Investigators have looked at ways to create buffer zones around tumors and at ways to directly monitor local toxicities. Techniques of sterile carbon dioxide or saline dissection around tumors allow greater safety by displacing bowel or other critical structures away from the zone of treatment [2224]. Given the near real time imaging of CT guidance in these procedures, safe displacement of critical structures and monitoring of the ablation zone is possible. In addition to creating displacement of normal structures away from a planned ablation zone, monitoring techniques developed for open surgery can be applied to axial tumor ablation (for example, spinal cord monitoring of ablations performed near the spinal canal to detect early (and reversible) impairment of spinal cord function) [23, 24].

Contemporary indications and contraindications for cryoablation

With these results and options in mind, what are the indications and contraindications for cryosurgery and cryoablation in 2016? While these will necessarily vary by institutional capabilities and practice patterns, a reasonable current approach would be:

  1. (1)

    Primary malignant bone and soft tissue sarcomas. Cryoablation is not indicated as primary treatment for these lesions as current clinical experience is inadequate to insure that the oncologic outcome is similar in patients undergoing curative intent treatment of primary sarcomas. Although we have used this treatment on a case by case basis in some patients who are unable to tolerate the primary treatment modality. Adjuvant cryosurgery has been shown to be efficacious when coupled with surgery in the treatment of select low-grade extremity chondrosarcomas and leiomyosarcomas.

  2. (2)

    Benign bone and soft tissue lesions. Cryoablation is considered as primary treatment for small benign bony lesions which are not accompanied by local structural insufficiency (e.g., osteoid osteoma). For these lesions, cryoablation provides an excellent treatment option. Adjuvant cryosurgery has been shown to be efficacious when coupled with surgery in patients undergoing treatment of benign aggressive bone tumors (e.g., giant cell tumor, aneurysmal bone cyst).
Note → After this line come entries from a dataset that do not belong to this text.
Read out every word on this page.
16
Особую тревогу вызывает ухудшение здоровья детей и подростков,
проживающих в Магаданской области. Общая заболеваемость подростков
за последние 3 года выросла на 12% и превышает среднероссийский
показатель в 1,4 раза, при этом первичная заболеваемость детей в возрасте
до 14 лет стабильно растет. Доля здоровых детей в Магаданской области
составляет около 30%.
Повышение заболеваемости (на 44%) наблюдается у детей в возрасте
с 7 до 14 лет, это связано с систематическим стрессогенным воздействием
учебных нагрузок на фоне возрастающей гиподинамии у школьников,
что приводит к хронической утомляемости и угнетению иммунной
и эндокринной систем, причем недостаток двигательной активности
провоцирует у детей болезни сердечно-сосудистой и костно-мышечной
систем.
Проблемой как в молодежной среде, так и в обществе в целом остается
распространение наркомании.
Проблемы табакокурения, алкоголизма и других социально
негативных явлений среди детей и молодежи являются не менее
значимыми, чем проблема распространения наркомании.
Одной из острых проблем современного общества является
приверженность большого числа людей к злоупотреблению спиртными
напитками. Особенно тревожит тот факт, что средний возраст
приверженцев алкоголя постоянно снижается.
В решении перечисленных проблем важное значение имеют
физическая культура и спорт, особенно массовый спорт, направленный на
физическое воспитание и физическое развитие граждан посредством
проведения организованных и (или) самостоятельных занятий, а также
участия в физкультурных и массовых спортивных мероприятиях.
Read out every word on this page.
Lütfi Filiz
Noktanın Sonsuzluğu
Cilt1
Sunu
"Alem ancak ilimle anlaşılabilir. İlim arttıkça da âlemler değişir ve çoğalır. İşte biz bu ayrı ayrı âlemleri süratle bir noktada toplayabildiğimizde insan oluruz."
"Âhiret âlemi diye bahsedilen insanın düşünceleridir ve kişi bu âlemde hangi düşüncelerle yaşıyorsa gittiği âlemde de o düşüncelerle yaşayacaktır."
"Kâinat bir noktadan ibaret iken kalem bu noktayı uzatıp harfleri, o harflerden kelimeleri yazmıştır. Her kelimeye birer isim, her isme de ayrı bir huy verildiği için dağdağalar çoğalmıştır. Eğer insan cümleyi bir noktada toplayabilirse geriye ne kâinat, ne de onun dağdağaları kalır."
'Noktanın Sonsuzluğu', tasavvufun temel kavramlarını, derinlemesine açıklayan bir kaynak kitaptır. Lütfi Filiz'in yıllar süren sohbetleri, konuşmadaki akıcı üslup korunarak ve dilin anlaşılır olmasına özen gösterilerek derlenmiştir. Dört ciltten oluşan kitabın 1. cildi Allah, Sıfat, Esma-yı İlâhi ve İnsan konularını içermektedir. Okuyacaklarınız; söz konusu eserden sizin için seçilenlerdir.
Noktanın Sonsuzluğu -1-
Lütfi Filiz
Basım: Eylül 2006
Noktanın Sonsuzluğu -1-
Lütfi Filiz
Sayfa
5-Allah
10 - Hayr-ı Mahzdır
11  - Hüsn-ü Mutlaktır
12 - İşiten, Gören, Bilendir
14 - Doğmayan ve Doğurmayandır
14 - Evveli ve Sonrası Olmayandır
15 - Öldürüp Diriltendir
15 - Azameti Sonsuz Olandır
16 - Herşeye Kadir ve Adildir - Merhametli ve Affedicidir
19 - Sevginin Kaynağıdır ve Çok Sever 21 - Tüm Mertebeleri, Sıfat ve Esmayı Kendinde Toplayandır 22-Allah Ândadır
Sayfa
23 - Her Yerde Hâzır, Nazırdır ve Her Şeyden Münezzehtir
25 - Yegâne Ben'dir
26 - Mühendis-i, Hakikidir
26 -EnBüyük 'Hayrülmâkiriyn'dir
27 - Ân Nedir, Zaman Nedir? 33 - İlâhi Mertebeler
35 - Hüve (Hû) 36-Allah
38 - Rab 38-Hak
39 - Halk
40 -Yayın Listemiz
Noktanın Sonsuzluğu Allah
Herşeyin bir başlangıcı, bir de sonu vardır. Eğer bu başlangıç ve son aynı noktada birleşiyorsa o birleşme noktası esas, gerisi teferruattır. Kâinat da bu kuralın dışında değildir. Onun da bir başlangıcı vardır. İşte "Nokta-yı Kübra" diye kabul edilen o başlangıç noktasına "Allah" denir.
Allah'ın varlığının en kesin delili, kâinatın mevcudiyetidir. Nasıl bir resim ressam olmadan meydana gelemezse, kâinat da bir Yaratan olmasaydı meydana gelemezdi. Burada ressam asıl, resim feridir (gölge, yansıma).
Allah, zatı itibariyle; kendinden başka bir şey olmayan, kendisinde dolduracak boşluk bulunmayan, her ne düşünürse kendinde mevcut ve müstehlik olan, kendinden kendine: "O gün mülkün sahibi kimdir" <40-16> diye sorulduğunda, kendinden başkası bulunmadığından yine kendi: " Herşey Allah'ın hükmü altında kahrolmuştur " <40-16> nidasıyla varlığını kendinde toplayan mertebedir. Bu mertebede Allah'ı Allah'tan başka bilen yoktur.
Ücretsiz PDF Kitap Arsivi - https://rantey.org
Cryotherapy may be considered in the treatment of desmoid tumors and other benign soft tissue processes in which removal of the soft tissue mass is impractical or patients are failing medical treatment.

  3. (3)

    Painful metastatic bone and soft tissue lesions. Cryotherapy provides an excellent option for palliative treatment of painful metastatic lesions which are not associated with significant neurologic compression or local mechanical insufficiency. Patients with mechanical insufficiency from axial lesions subject primarily to compressive loads (e.g., supra-acetabular region) may benefit from cryoablation combined with cementoplasty with or without balloon assistance procedures. Such procedures are generally not indicated as stand-alone treatments for extremity lesions or other areas subject to torsional, shear, bending, or tensile biomechanical loads but may be coupled with surgical stabilization for select lesions.

  4. (4)

    Oligometastatic bone and soft tissue lesions. Percutaneous cryoablation provides a good treatment option with excellent local control for patients with limited metastatic disease who may achieve an oncologic benefit from having durable control of all sites of disease.

Conclusions

Technological advances have rapidly improved the capabilities and indications for cryoablation in the last 10 years. While this technology has limitations and continues to evolve, it provides a complementary treatment option for many patients with musculoskeletal tumors that were traditionally managed with open surgery and/or radiotherapy. While long-term results are still maturing, appropriately selected patients appear to achieve results equal to or superior to conventional treatment options. Thus, these are valuable techniques for physicians who treat patients with musculoskeletal tumors to be familiar with.